Using pension funds during an economic crisis is not new--several countries in Central and Eastern Europe diverted defined contribution pension funds to cope with fiscal stresses during the Great Recession. But while the withdrawals provided immediate financial relief, they depleted the capital of Chile's defined contribution pension system, to which workers make mandatory contributions to individual savings accounts.

"The demands for pension fund withdrawals pose a threat to the financial viability of the defined contribution pension system in Chile and represent a devastating political failure," explains Borzutzky, teaching professor of political science and international relations at CMU's Heinz College.

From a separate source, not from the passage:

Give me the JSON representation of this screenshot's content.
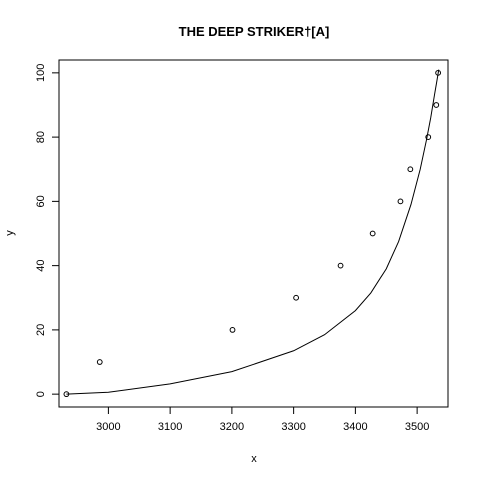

The authors provide a brief history of Chile's pension system before the pandemic, including its inception in 1924, privatization in 1981, and reforms in 2008 and from 2014 to 2020. Then they discuss the October 2019 political protests, the advent of COVID-19, and the emergency withdrawals in 2020. By mid-August of 2020, 80 percent of pension fund account holders had applied to withdraw funds, with the average request amounting to about 40 percent of each individual's account. Nearly 10.5 million workers withdrew about $20.2 billion in the first round.

Early withdrawals, while very popular, undermine the principle of defined contribution pensions, the authors argue. The subsequent two withdrawals saw even more funds removed and set a dangerous precedent of allowing workers to use pension funds for basic needs, a trend that may continue.

"Pension funds were intended to be used only for retirement, but now the precedent has been set that workers can access retirement funds for other reasons," notes coauthor Kay. "Permitting workers to access their pension funds was a fundamental shock to both policy and politics, and has led to a high degree of uncertainty about the future of Chile's private pension system as the country drafts a new constitution."